Although most of our physical and emotional energy has recently been sucked up by the demands of the school new term on top of the exhausting (but marvellous) complications of making a sumptuous and ridiculous comedy horror movie up in Tokyo, there are still times when a relaxed and quieter weekend here in Kamakura are what the doctor ordered. The other weekend was just that: a Saturday spent just pottering about at home, and the Sunday a walk down into the small but ancient capital of which we are so fortunate to be residents.
I had noticed a small bottle of scent that I had somehow become oblivious to. I suppose there are so many perfumes just lying around in various nooks and corners of the house that I sometimes just overlook them. This one, though, I didn’t even realize I had: an extrait sample bottle of Hové Parfumeur’s Pirates’ Gold, that I had received, along with Spanish Moss (now where has that one got to?) when I bought the delightful Vetiver and Plage d’été from that glorious shop in New Orleans back on New Years Eve, 2015.
That city still haunts us and we want to return. This time, in summer perhaps, to drench up the heat and the atmosphere even more – I don’t mind how sweltering it gets; it couldn’t be any hotter or more humid than Japan is in August and we can both handle it fine – there was just something about that place; so spirit-filled and weird, that I think we both have ‘Southern Gothic’ now permanently infiltrated as part of our psychic bloodstream.
I had just been reading Daphne DuMaurier’s page turner Jamaica Inn (1936), a surprisingly violent but very exciting thriller set in Cornwall about pirates and all manner of plundering, murdering and generally fiendish devil-doing, and so the sudden sighting of Pirates’ Gold, a small bottle standing on some furniture in the piano room, seemed opportune.
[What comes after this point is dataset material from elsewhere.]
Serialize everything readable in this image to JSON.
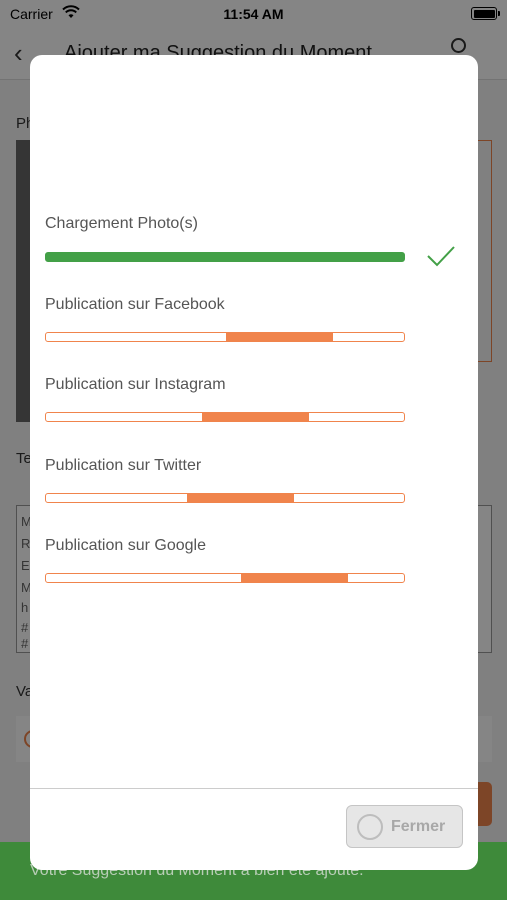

Prising open the lid (I don’t think I had ever smelled it, even though it had been there for over a year) I was greeted with a warm, dense, rich and golden smell of aldehydes and spice; of leather and old-fashioned hunk papa and thought to myself yes, this refulgent specimen might make a very nice Sunday afternoon scent for the D – I’ll get him to try it when we go out.
And he did. It was glorious on him, (he now keeps the little bottle tucked inside the change pocket of his wallet, which was scented by me with pure patchouli oil and gets people swooning when it is opened; you can see pupils slightly dilating when he gets his money out to pay), especially when then pared, later, with a dose of vintage Amouage Gold Man, a bottle of which is available at a Kamakura antiques shop I frequent for 20,000 yen (about 200 dollars, but she says that it would have originally cost about 100,000; this is a boxed set with soap in the almost ridicuously adorned gold Arabic bottle) and which she allowed us to spray on Duncan even though I wasn’t planning to actually buy it. I think I have bought enough things from her now that she knows that I can be trusted and that when it comes to perfume, I am the real deal.
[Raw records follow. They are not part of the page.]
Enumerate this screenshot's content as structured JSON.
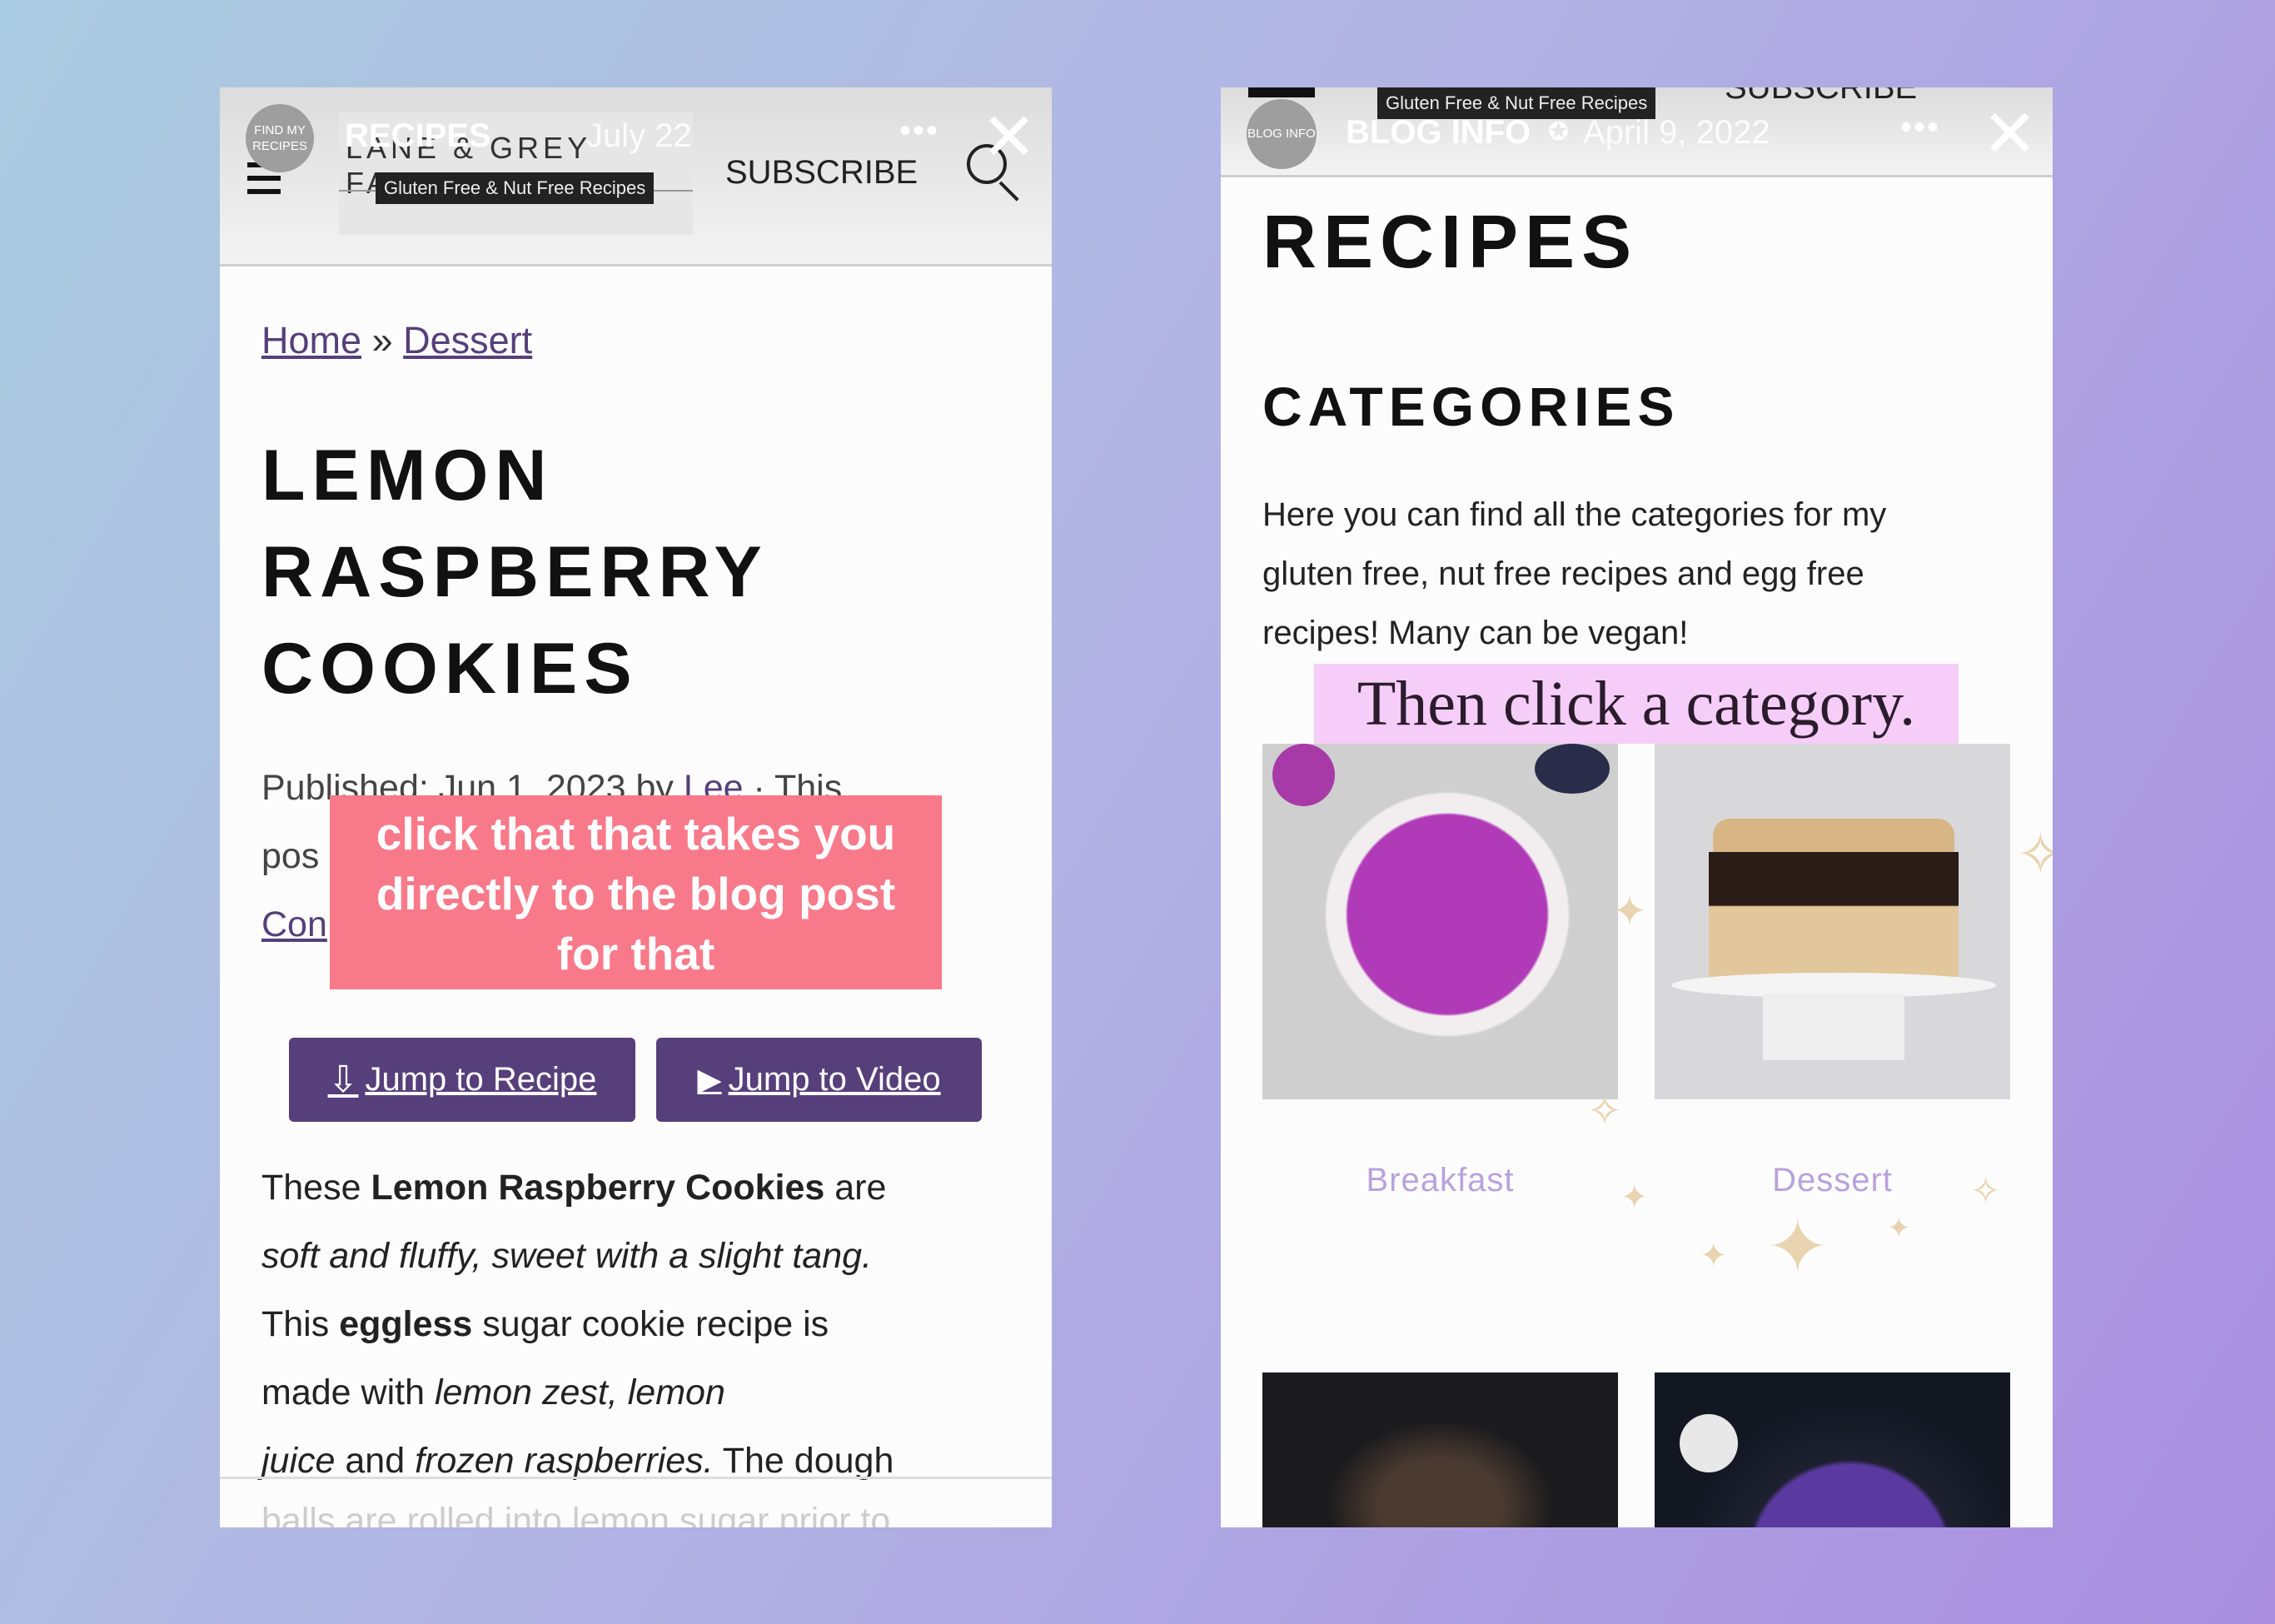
{
  "left_story": {
    "avatar_text": "FIND MY RECIPES",
    "story_name": "RECIPES",
    "story_date": "July 22",
    "more_icon": "ellipsis-icon",
    "close_icon": "close-icon",
    "site": {
      "logo": "LANE & GREY FARE",
      "tagline": "Gluten Free & Nut Free Recipes",
      "subscribe": "SUBSCRIBE"
    },
    "breadcrumb": {
      "home": "Home",
      "sep": "»",
      "current": "Dessert"
    },
    "title_lines": [
      "LEMON",
      "RASPBERRY",
      "COOKIES"
    ],
    "meta_line": "Published: Jun 1, 2023 by ",
    "meta_author": "Lee",
    "meta_tail": " · This",
    "meta_line2": "pos",
    "meta_link": "Con",
    "overlay_text": "click that that takes you directly to the blog post for that",
    "buttons": {
      "recipe": "Jump to Recipe",
      "video": "Jump to Video"
    },
    "body": {
      "l1a": "These ",
      "l1b": "Lemon Raspberry Cookies",
      "l1c": " are",
      "l2": "soft and fluffy, sweet with a slight tang.",
      "l3a": "This ",
      "l3b": "eggless",
      "l3c": " sugar cookie recipe is",
      "l4a": "made with ",
      "l4b": "lemon zest, lemon",
      "l5a": "juice",
      "l5b": " and ",
      "l5c": "frozen raspberries.",
      "l5d": " The dough",
      "l6": "balls are rolled into lemon sugar prior to"
    }
  },
  "right_story": {
    "avatar_text": "BLOG INFO",
    "story_name": "BLOG INFO",
    "story_date": "April 9, 2022",
    "tagline": "Gluten Free & Nut Free Recipes",
    "subscribe": "SUBSCRIBE",
    "page_title": "RECIPES",
    "section_title": "CATEGORIES",
    "intro_lines": [
      "Here you can find all the categories for my",
      "gluten free, nut free recipes and egg free",
      "recipes! Many can be vegan!"
    ],
    "overlay_text": "Then click a category.",
    "categories": [
      {
        "label": "Breakfast"
      },
      {
        "label": "Dessert"
      }
    ]
  },
  "colors": {
    "link": "#55407a",
    "button": "#563f7a",
    "overlay_pink": "#f87a8a",
    "overlay_lavender": "#f6cdf8",
    "category_label": "#b8a2dc"
  }
}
We went to a Turkish restaurant. The food in Japan, whatever you eat, is always high quality. Whether you are an aficionado of washoku traditional Japanese cuisine or not ( and I am not, on the whole, I like about half of it), whatever you eat is delicious, fresh and aeons better than anything you can get back home or in the majority of other countries. The French bread is as good as that in Paris, the Chinese food unbelievable, even cheap, basic Japanese eateries incredibly well made and good value, and this is why eating out here in this country is always such a pleasure. The simple fact is that a mediocre establishment just won’t get any customers (as food is basically life here in this culture, to an extent that annoys me if I am truthful), and so to survive, you have to be good and incontrovertibly oishii (delicious).
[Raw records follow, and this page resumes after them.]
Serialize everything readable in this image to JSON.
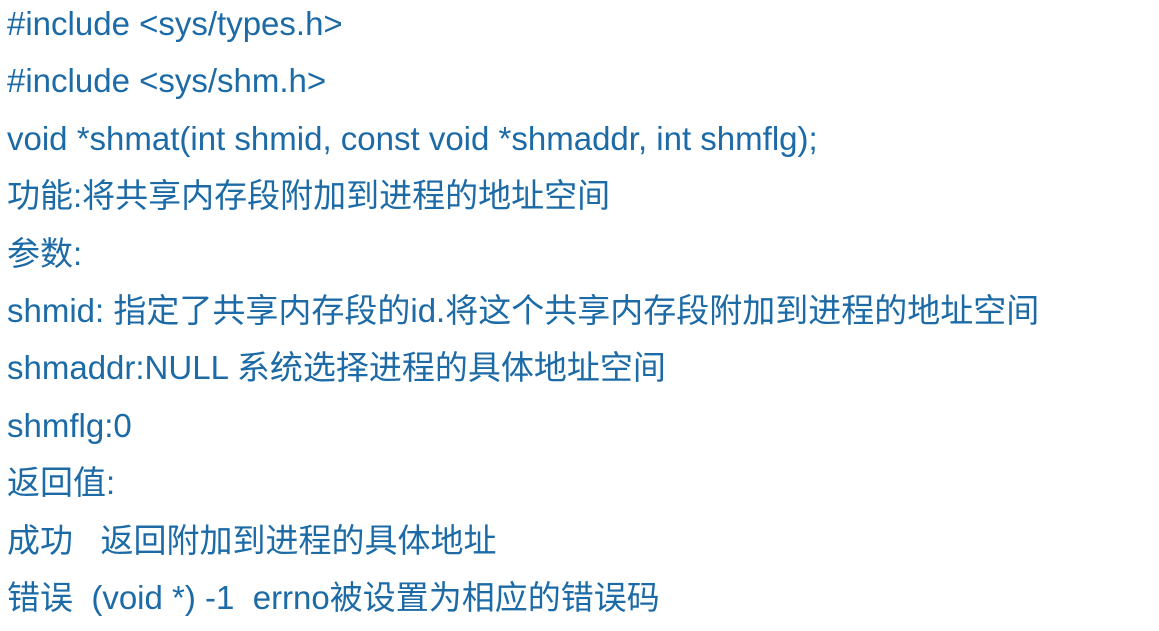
{
  "text_color": "#1c6aa6",
  "lines": [
    "#include <sys/types.h>",
    "#include <sys/shm.h>",
    "void *shmat(int shmid, const void *shmaddr, int shmflg);",
    "功能:将共享内存段附加到进程的地址空间",
    "参数:",
    "shmid: 指定了共享内存段的id.将这个共享内存段附加到进程的地址空间",
    "shmaddr:NULL 系统选择进程的具体地址空间",
    "shmflg:0",
    "返回值:",
    "成功   返回附加到进程的具体地址",
    "错误  (void *) -1  errno被设置为相应的错误码"
  ]
}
And so it was. But what was stimulating my senses far more than the delectable beef in yoghurt and tomato sauce that I was eating along with some very fresh and piquant meze was the smell, from across the table, of Duncan’s combined gold. Amouage is an aldehydic, floral, and very animalic sandalwood, resplendent and regal, that wasn’t quite his actual cup of tea for its rosy, almost ruinous sourness, but which I can tell you from my end where I was sitting, smelled very erotic (was it the civet, the rock rose, the glorious dryness of the blend, whose tenacity was getting on his nerves, particularly when mingling with the male repleteness of the Pirate?) I don’t know. But what I do know was that it made me realize quite profoundly how little perfume is consciously and intelligently used these days as a purposeful object of desire: that a well chosen scent selection can be a genuinely seductive swirl of odours that discombulate the senses and scythe effortlessly through the resistance of the rational; that the inhalation of a beautifully made perfume emanating from the body of a human being can root you in a moment of sensory perception that has nothing to do with politics or logic or the everyday and for a few seconds at least can plunge you into something that feels like eternity.
The texture and the heft, the dense thickness of these scents with their varying layers of wood and ambered perception then got me dreaming back to Mexico City. We went there about ten years ago before attending a friend’s wedding down south in Guadalajara, and I still remember the joy, after the endless journey from Japan, of waking up in such an unfamiliar – and for a British person living in Japan – very exotic location, in our hotel room, and the pleasure of unpacking and taking out the new perfumes I had brought with me. All perfume lovers know this feeling. Yes, you have your essential fragrances with you in your suitcase that you know you will wear sooner or later, once you are a few days into your vacation. But what a thrill to arrive in a brand new place and after your first shower of that day to apply something you have never even tried before, a heady collaboration of sense and temporality as the perfume fuses with the sensations you are experiencing as you head out the door and let the new environment just wash over you. I remember on that sun-filled August morning I was wearing Yerabate by Lorenzo Villoresi, a lovely hay-like green aromatic citrus that was perfect with my morning coffee, but then as the evening wore on I took out from my pocket the vial of Habanita parfum that I had got from Les Senteurs on Elizabeth Street, London, and which I had saved until this sunset moment, and wore like a cloak.
The experience of both Golds on Duncan somehow suddenly caterpulted me back to this first wearing of Habanita as we recklessly explored all neighbourhoods of Mexico City, later that evening and night, heedless as to which parts might be more dangerous than others ( if this was even true) my tobacco-fused vetiver vanilla, dark and a little bit dastardly, the perfect accompaniment. And on that Sunday in Kamakura, as we sat in the Turkish restaurant by a window overlooking the main town square, my smell brain had strangely brought it back to life so completely I found that I was craving it (anyone else out there love Habanita?): that elegant fusion of smoky, sinewy richness that was so ripe, and alluring, in that new and thrilling Latin context.
In my view, perfume does not need to be just this tame, thoughtless afterthought that it is for the majority of people who just wear any old cheap commercial rubbish that has no spirit or tangible greatness. It can flood the sky and the air all around you, be the colour that cradles your brain and your day as you three dimensionalize what you are living with sight, and sound, and the memory of smell. With perfumes this sensual and rich, created by knowing perfumers who have perfected their art and filled their languid liquids with intelligence, sensuality and poetry, it can be an anchor.